The goal of NASA Space Technology Graduate Research Opportunities (NSTGRO) is to support U.S. citizen and permanent resident graduate students who show significant potential to contribute to NASA’s goal of creating innovative new space technologies for our nation’s science, exploration, and economic future. With this award, Douglas is the fifth College of Engineering student or graduate to receive a NASA Space Technology Research Fellowship.
Douglas is advised by Department of Mechanical Engineering Assistant Professor Michael Cai Wang, who is principal investigator of the Nanomechanics, Nanomaterials, Nanomaterials, Nanomanufacturing Laboratory (NM3L).
“Receiving this award will enable Ossie to pursue high-risk, high-reward research into the synthesis of atomically-thin, asymmetric 2D materials that have interesting quantum properties such as Rashba spin splitting, by leveraging the ultra-high vacuum molecular beam epitaxy techniques that we are developing in our group,” Wang said.

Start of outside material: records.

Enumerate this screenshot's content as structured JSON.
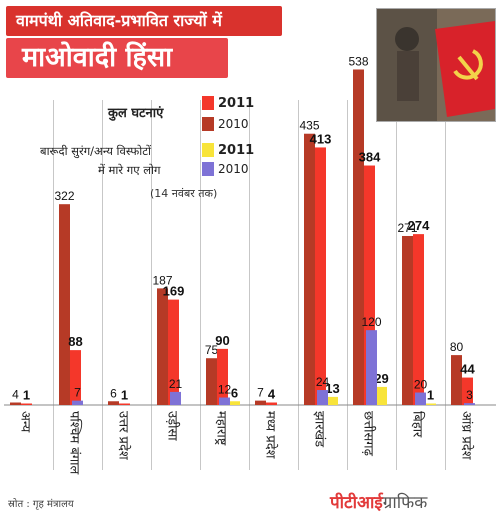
{
  "title_line1": "वामपंथी अतिवाद-प्रभावित राज्यों में",
  "title_line2": "माओवादी हिंसा",
  "legend": {
    "group1_label": "कुल घटनाएं",
    "group2_label_line1": "बारूदी सुरंग/अन्य विस्फोटों",
    "group2_label_line2": "में मारे गए लोग",
    "note": "(14 नवंबर तक)",
    "year_2011": "2011",
    "year_2010": "2010"
  },
  "colors": {
    "incidents_2010": "#b63a26",
    "incidents_2011": "#f4372a",
    "killed_2011": "#f8e43a",
    "killed_2010": "#7e72d6",
    "title_dark": "#d9322d",
    "title_light": "#e8454a"
  },
  "source": "स्रोत : गृह मंत्रालय",
  "brand_part1": "पीटीआई",
  "brand_part2": "ग्राफिक",
  "photo_icon": "hammer-sickle-flag-photo",
  "chart_data": {
    "type": "bar",
    "categories": [
      "अन्य",
      "पश्चिम बंगाल",
      "उत्तर प्रदेश",
      "उड़ीसा",
      "महाराष्ट्र",
      "मध्य प्रदेश",
      "झारखंड",
      "छत्तीसगढ़",
      "बिहार",
      "आंध्र प्रदेश"
    ],
    "series": [
      {
        "name": "कुल घटनाएं 2010",
        "values": [
          4,
          322,
          6,
          187,
          75,
          7,
          435,
          538,
          271,
          80
        ]
      },
      {
        "name": "कुल घटनाएं 2011",
        "values": [
          1,
          88,
          1,
          169,
          90,
          4,
          413,
          384,
          274,
          44
        ]
      },
      {
        "name": "बारूदी सुरंग/अन्य विस्फोटों में मारे गए लोग 2011",
        "values": [
          null,
          null,
          null,
          null,
          6,
          null,
          13,
          29,
          1,
          null
        ]
      },
      {
        "name": "बारूदी सुरंग/अन्य विस्फोटों में मारे गए लोग 2010",
        "values": [
          null,
          7,
          null,
          21,
          12,
          null,
          24,
          120,
          20,
          3
        ]
      }
    ],
    "ylim": [
      0,
      550
    ],
    "grid": false,
    "legend_position": "top-left",
    "xlabel": "",
    "ylabel": ""
  }
}
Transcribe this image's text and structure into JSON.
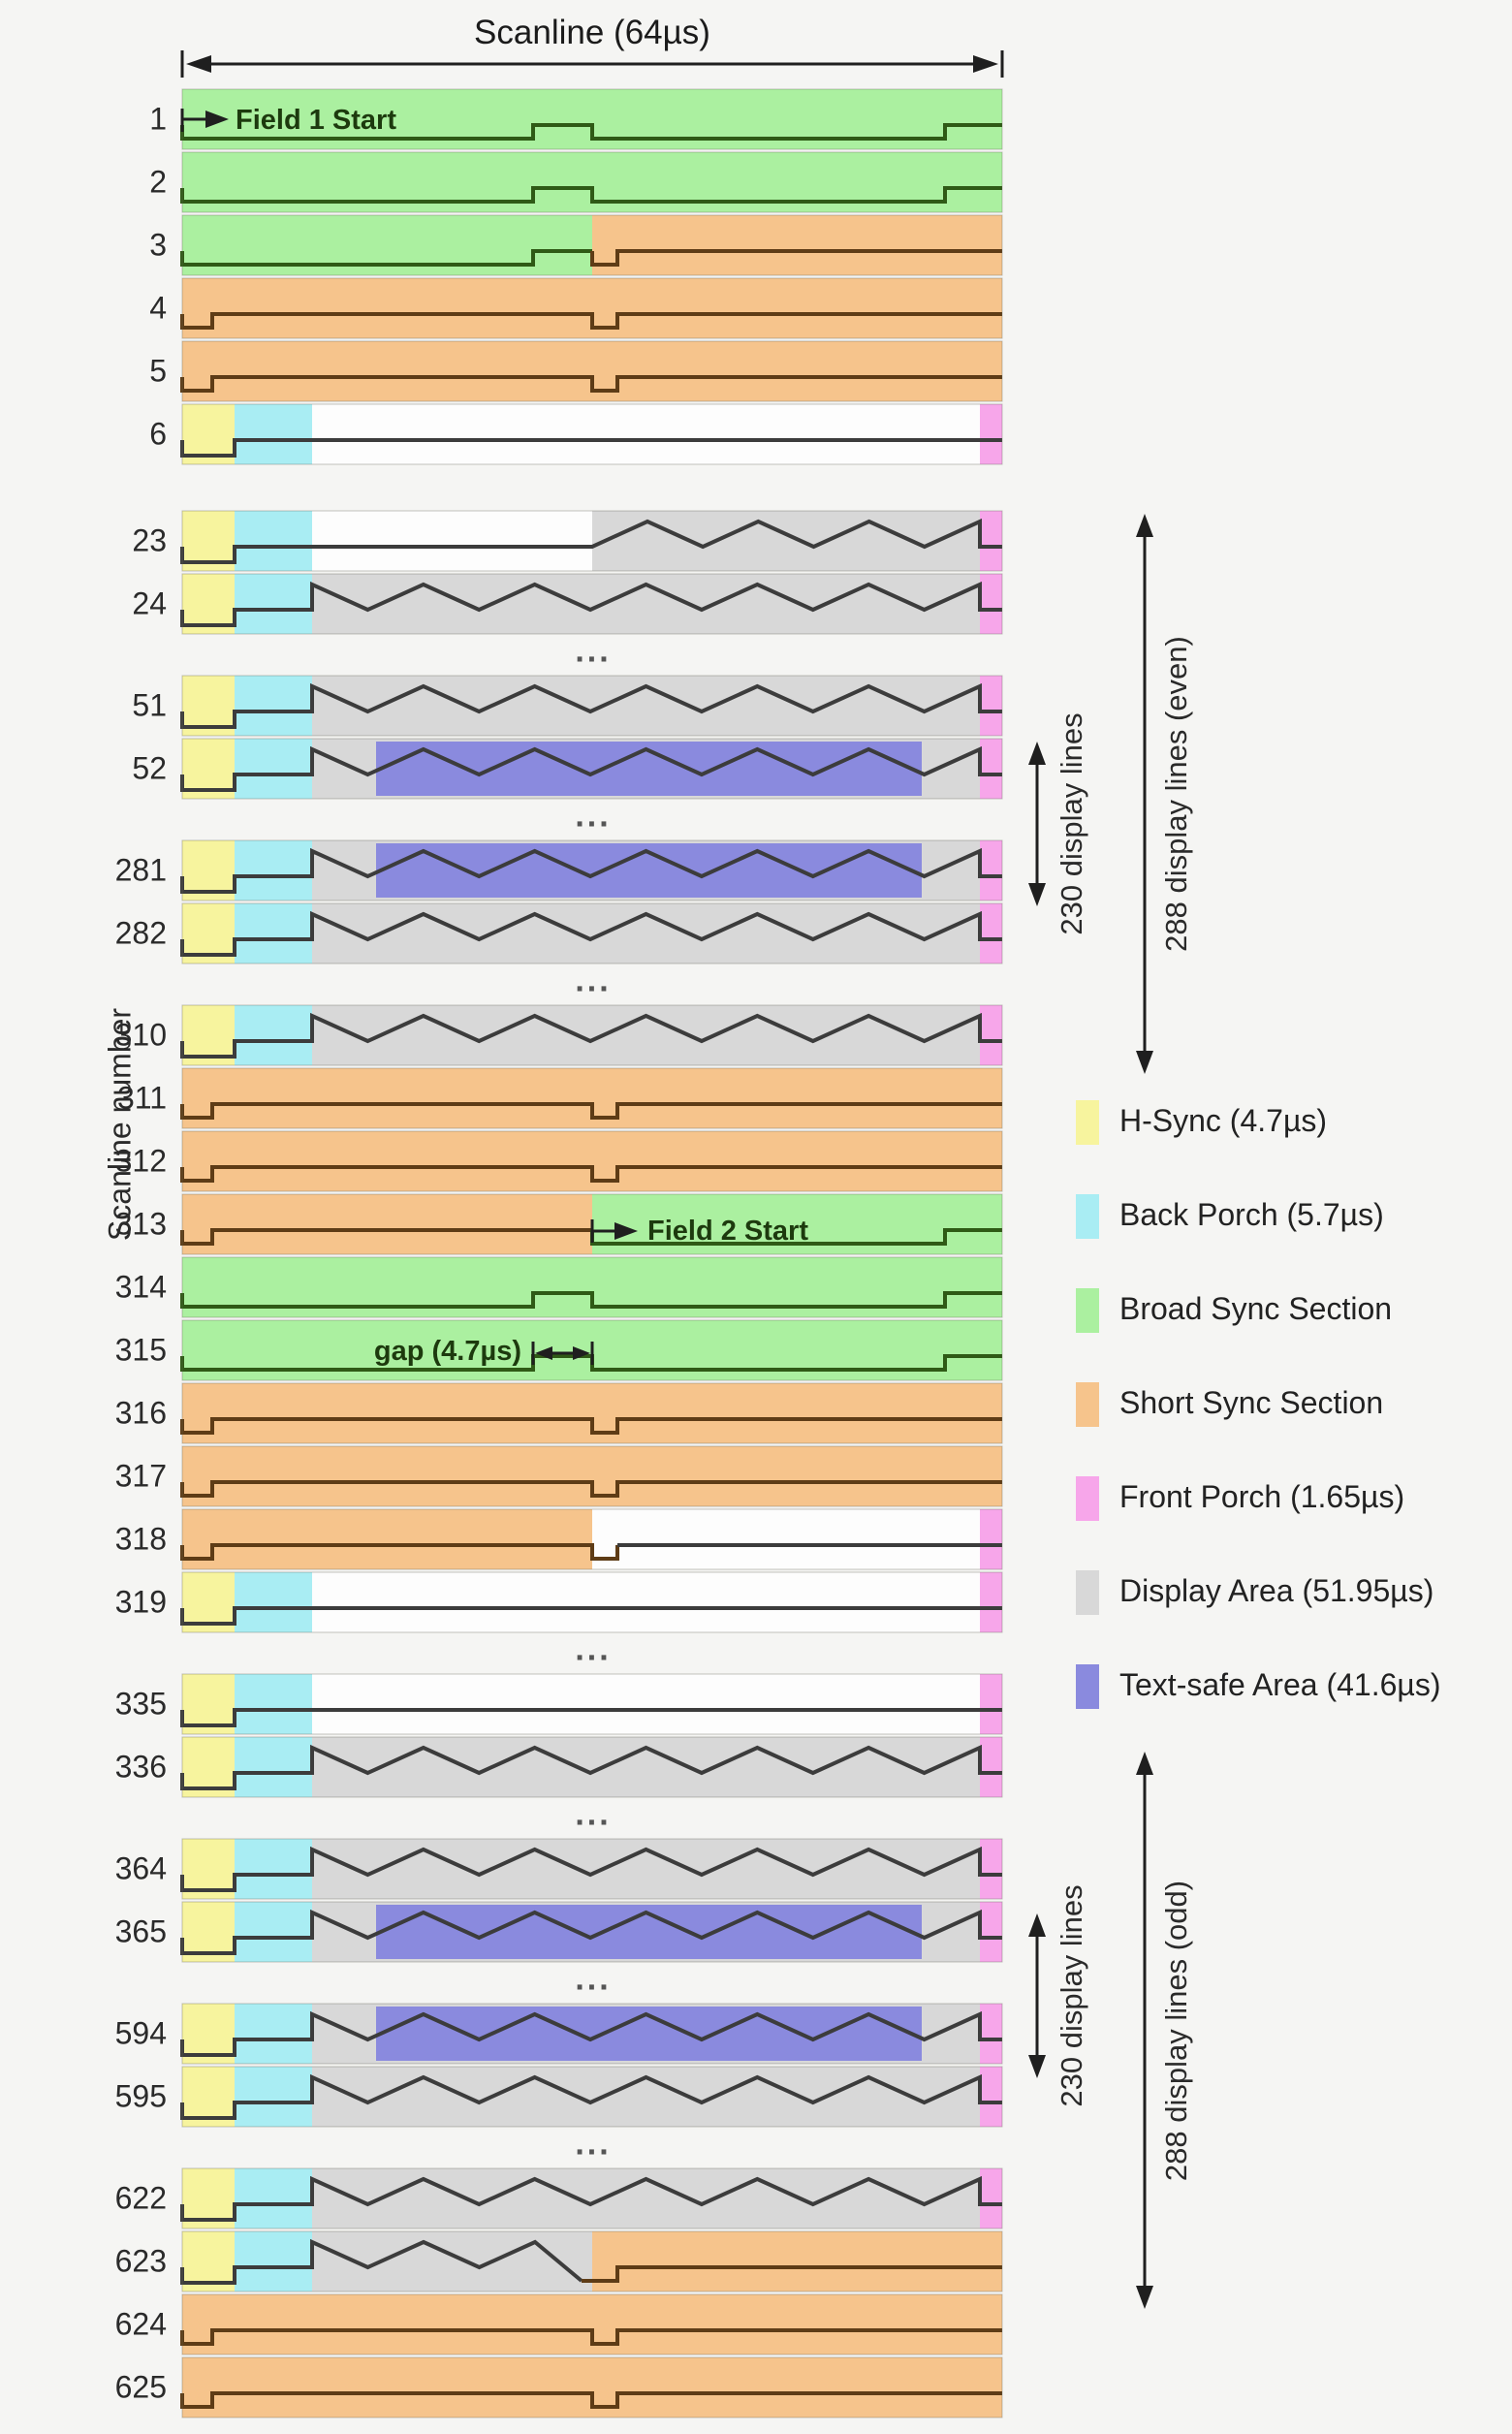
{
  "title": "Scanline (64µs)",
  "y_axis_label": "Scanline number",
  "field1_label": "Field 1 Start",
  "field2_label": "Field 2 Start",
  "gap_label": "gap (4.7µs)",
  "ellipsis": "...",
  "colors": {
    "hsync": "#f7f49e",
    "back_porch": "#a9edf3",
    "broad_sync": "#abf0a0",
    "short_sync": "#f6c48c",
    "front_porch": "#f7a6ea",
    "display_area": "#d8d8d8",
    "text_safe": "#8a8ade",
    "white_area": "#fdfdfd",
    "stroke_display": "#3c3c3c",
    "stroke_broad": "#2f5a16",
    "stroke_short": "#5e3c16",
    "arrow": "#1f1f1f"
  },
  "legend": {
    "items": [
      {
        "label": "H-Sync (4.7µs)",
        "color": "hsync"
      },
      {
        "label": "Back Porch (5.7µs)",
        "color": "back_porch"
      },
      {
        "label": "Broad Sync Section",
        "color": "broad_sync"
      },
      {
        "label": "Short Sync Section",
        "color": "short_sync"
      },
      {
        "label": "Front Porch (1.65µs)",
        "color": "front_porch"
      },
      {
        "label": "Display Area (51.95µs)",
        "color": "display_area"
      },
      {
        "label": "Text-safe Area (41.6µs)",
        "color": "text_safe"
      }
    ]
  },
  "side_arrows": [
    {
      "id": "even-short",
      "label": "230 display lines"
    },
    {
      "id": "even-long",
      "label": "288 display lines (even)"
    },
    {
      "id": "odd-short",
      "label": "230 display lines"
    },
    {
      "id": "odd-long",
      "label": "288 display lines (odd)"
    }
  ],
  "groups": [
    {
      "rows": [
        {
          "num": "1",
          "type": "broad"
        },
        {
          "num": "2",
          "type": "broad"
        },
        {
          "num": "3",
          "type": "broad_short"
        },
        {
          "num": "4",
          "type": "short"
        },
        {
          "num": "5",
          "type": "short"
        },
        {
          "num": "6",
          "type": "blank"
        }
      ],
      "ellipsis_after": false
    },
    {
      "rows": [
        {
          "num": "23",
          "type": "half_display"
        },
        {
          "num": "24",
          "type": "display"
        }
      ],
      "ellipsis_after": true
    },
    {
      "rows": [
        {
          "num": "51",
          "type": "display"
        },
        {
          "num": "52",
          "type": "display_safe"
        }
      ],
      "ellipsis_after": true
    },
    {
      "rows": [
        {
          "num": "281",
          "type": "display_safe"
        },
        {
          "num": "282",
          "type": "display"
        }
      ],
      "ellipsis_after": true
    },
    {
      "rows": [
        {
          "num": "310",
          "type": "display"
        },
        {
          "num": "311",
          "type": "short"
        },
        {
          "num": "312",
          "type": "short"
        },
        {
          "num": "313",
          "type": "short_broad"
        },
        {
          "num": "314",
          "type": "broad"
        },
        {
          "num": "315",
          "type": "broad"
        },
        {
          "num": "316",
          "type": "short"
        },
        {
          "num": "317",
          "type": "short"
        },
        {
          "num": "318",
          "type": "short_blank"
        },
        {
          "num": "319",
          "type": "blank"
        }
      ],
      "ellipsis_after": true
    },
    {
      "rows": [
        {
          "num": "335",
          "type": "blank"
        },
        {
          "num": "336",
          "type": "display"
        }
      ],
      "ellipsis_after": true
    },
    {
      "rows": [
        {
          "num": "364",
          "type": "display"
        },
        {
          "num": "365",
          "type": "display_safe"
        }
      ],
      "ellipsis_after": true
    },
    {
      "rows": [
        {
          "num": "594",
          "type": "display_safe"
        },
        {
          "num": "595",
          "type": "display"
        }
      ],
      "ellipsis_after": true
    },
    {
      "rows": [
        {
          "num": "622",
          "type": "display"
        },
        {
          "num": "623",
          "type": "display_short"
        },
        {
          "num": "624",
          "type": "short"
        },
        {
          "num": "625",
          "type": "short"
        }
      ],
      "ellipsis_after": false
    }
  ]
}
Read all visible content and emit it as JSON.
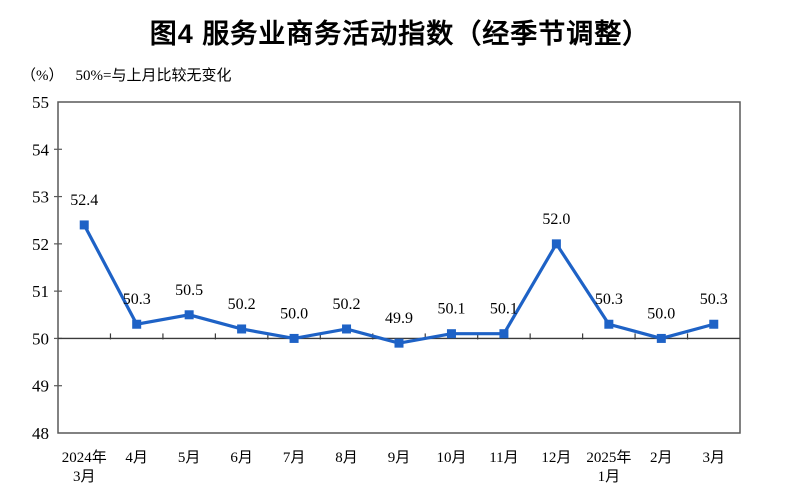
{
  "chart": {
    "title": "图4 服务业商务活动指数（经季节调整）",
    "unit_label": "（%）",
    "reference_note": "50%=与上月比较无变化"
  },
  "chart_data": {
    "type": "line",
    "title": "图4 服务业商务活动指数（经季节调整）",
    "subtitle": "（%） 50%=与上月比较无变化",
    "categories": [
      "2024年\n3月",
      "4月",
      "5月",
      "6月",
      "7月",
      "8月",
      "9月",
      "10月",
      "11月",
      "12月",
      "2025年\n1月",
      "2月",
      "3月"
    ],
    "values": [
      52.4,
      50.3,
      50.5,
      50.2,
      50.0,
      50.2,
      49.9,
      50.1,
      50.1,
      52.0,
      50.3,
      50.0,
      50.3
    ],
    "data_labels": [
      "52.4",
      "50.3",
      "50.5",
      "50.2",
      "50.0",
      "50.2",
      "49.9",
      "50.1",
      "50.1",
      "52.0",
      "50.3",
      "50.0",
      "50.3"
    ],
    "xlabel": "",
    "ylabel": "（%）",
    "ylim": [
      48,
      55
    ],
    "ytick_step": 1,
    "reference_line": 50,
    "grid": "off",
    "legend": "none",
    "line_color": "#1E62C6",
    "marker_shape": "square",
    "axis_color": "#595959",
    "reference_line_color": "#3a3a3a",
    "text_color": "#000000"
  }
}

Douglas has served as a departmental teaching assistant and received support from the GEM Consortium Fellowship, University Graduate Fellowship, NSF FGLSAMP Bridge to the Doctorate Fellowship Activity, and the Alfred P. Sloan Foundation University of Exemplary Mentoring (UCEM) graduate scholarship. Throughout the doctoral program, Douglas has benfited from research training at the USF Nanotechnology Research & Education Center (NREC). This support has lead to one coauthored journal paper in Advanced Electronic Materials, a conference paper, and presentations at national meetings. His career goals are to become a professor and make impactful contributions in 2D materials as an innovator and mentor of students from diverse backgrounds.